As the National Park Service website states “Colorado National Monument preserves one of the grand landscapes of the American West. But this treasure is much more than a monument. Towering monoliths exist within a vast plateau and canyon panorama. You can experience sheer-walled, red rock canyons along the twists and turns of Rim Rock Drive, where you may spy bighorn sheep and soaring eagles.”
The Monument is just a couple of miles from our campsite so how can we resist? A word of warning to you big rig drivers- there are a couple of tunnels that your rig might not fit through and the road is very twisty, steep in places with long drop offs and nary a guard rail in sight. Fifteen and twenty mile an hour curves are the norm even though the posted speed limit is 35mph. But it is a spectacular road in a spectacular park. I found it interesting as one looks up the canyon the road is imperceptible- ya just can’t see it- but it’s there.

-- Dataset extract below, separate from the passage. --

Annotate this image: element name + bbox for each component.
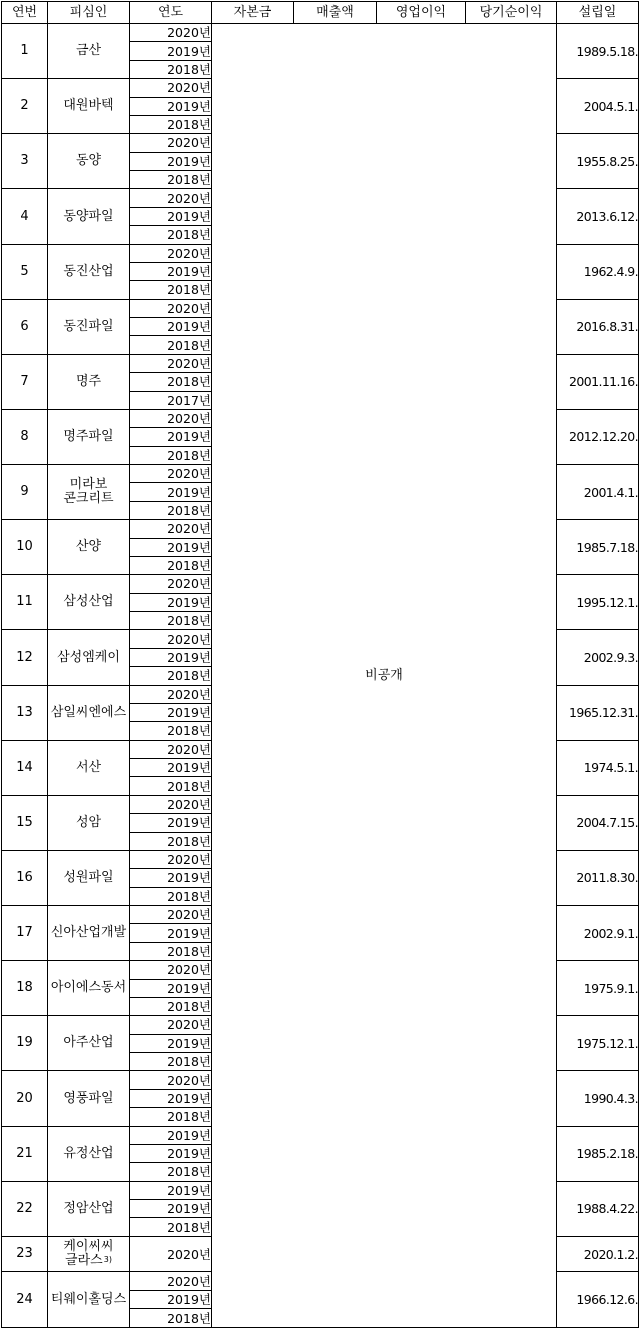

We drove the Rimrock loop which put us close to Grand Junction (58,566 souls) the seat of Mesa County. Downtown is pretty neat as the streets are lined with planters containing flowers and trees which not only beautify but act as traffic calming devices. The city’s name derives from the convergence of Grand, renamed the Upper Colorado and the Gunnison Rivers.

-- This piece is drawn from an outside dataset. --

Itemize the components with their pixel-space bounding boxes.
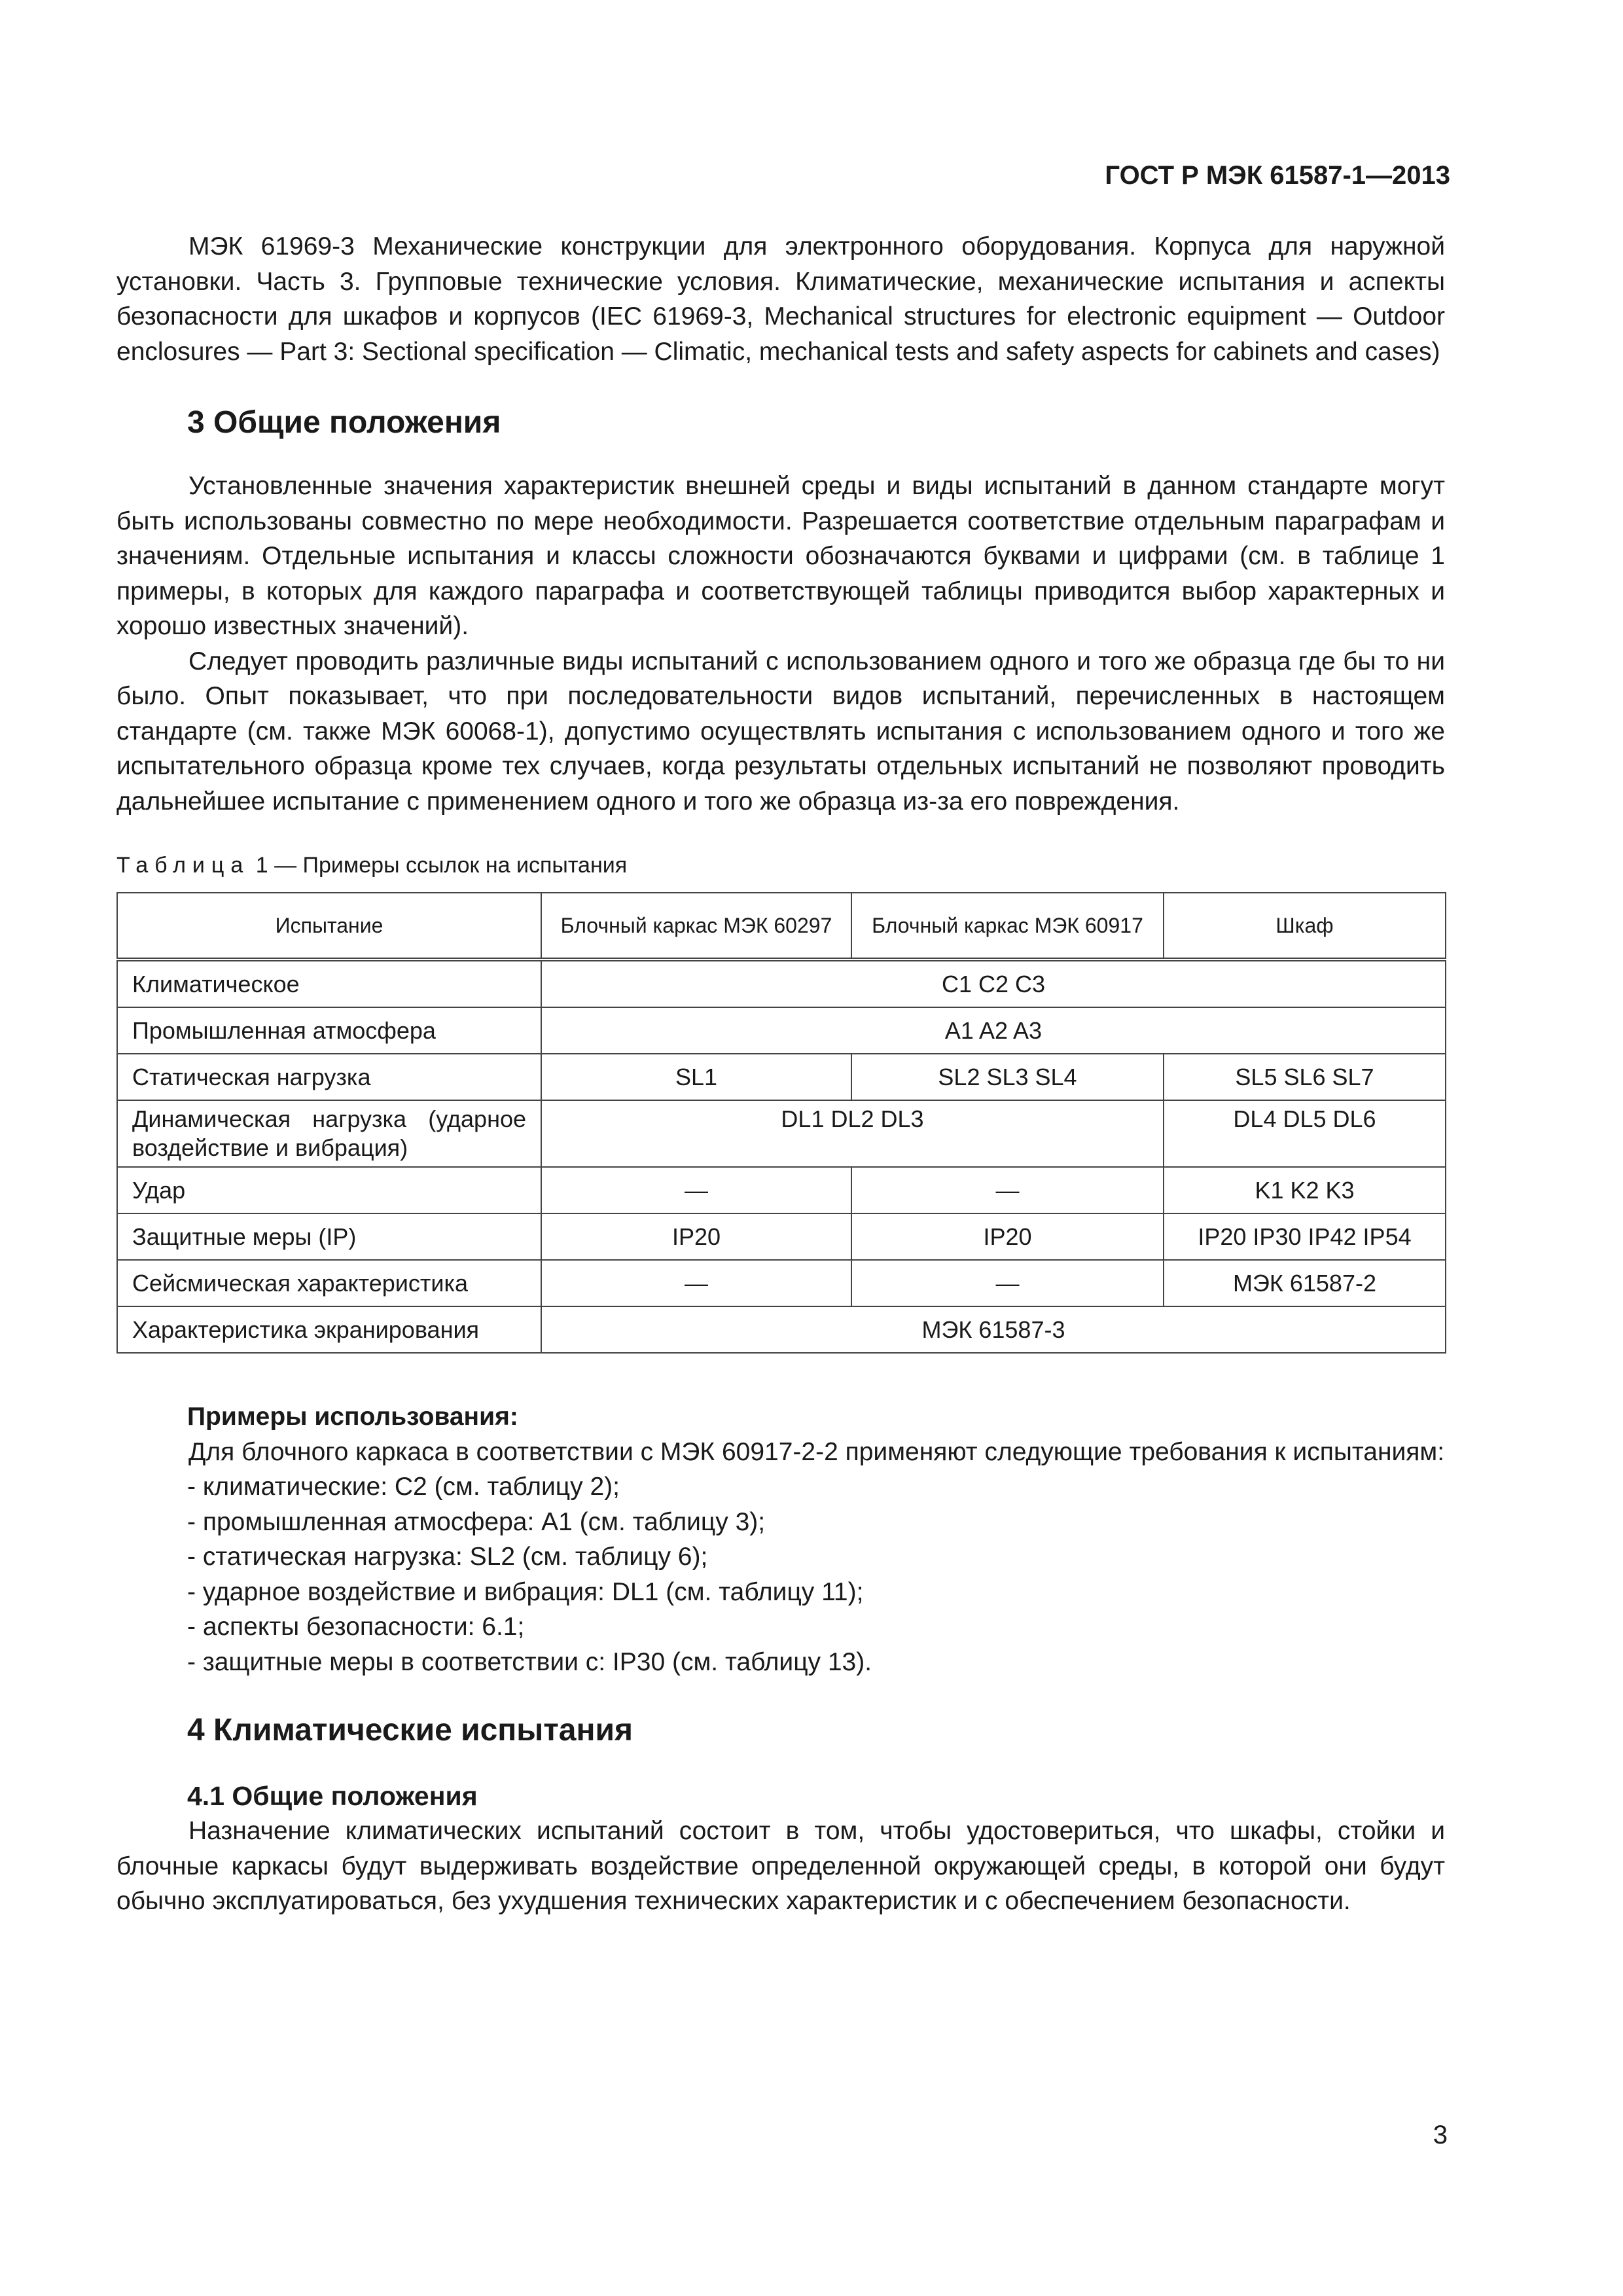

We are so glad we stopped in Fruita so we could visit the Monument. To me it’s reminiscent of combination Zion National Park with a touch of Bryce Canyon thrown in. The colorful rock cliffs are a sight to see as are the many spires created by the forces of erosion.
We also climbed Dinosaur Hill, located outside of the national monument, where 600 pound dinosaur bones were discovered. The hill had a great trail with signs explaining its geology and how the bones were discovered and recovered.
We also were fortunate to visit the Fruita Paleo Area located within the McInnis Canyons National Conservation Area. The one mile loop trail has excellent signs explaining the geology and paleontology of the area of which there are two separate excavations.
Downtown Fruita looked like it was getting ready for a festival. Cross streets off of the main drag had been blocked off to auto traffic and outdoor seating put in the street. I assume it is Fruita’s merchants way of dealing with the COVID-19 virus- no indoor seating so they improvised.
Our next stop has to be classified as Plan C with Plan B again washing out. Our original Plan B was to visit Arches and Canyonlands National Parks. Again, RV site availability prevents our visit as all the parks in or near Moab are booked solid through the third week of October. We’ll settle for Plan C as that plan will take us to another beautiful place!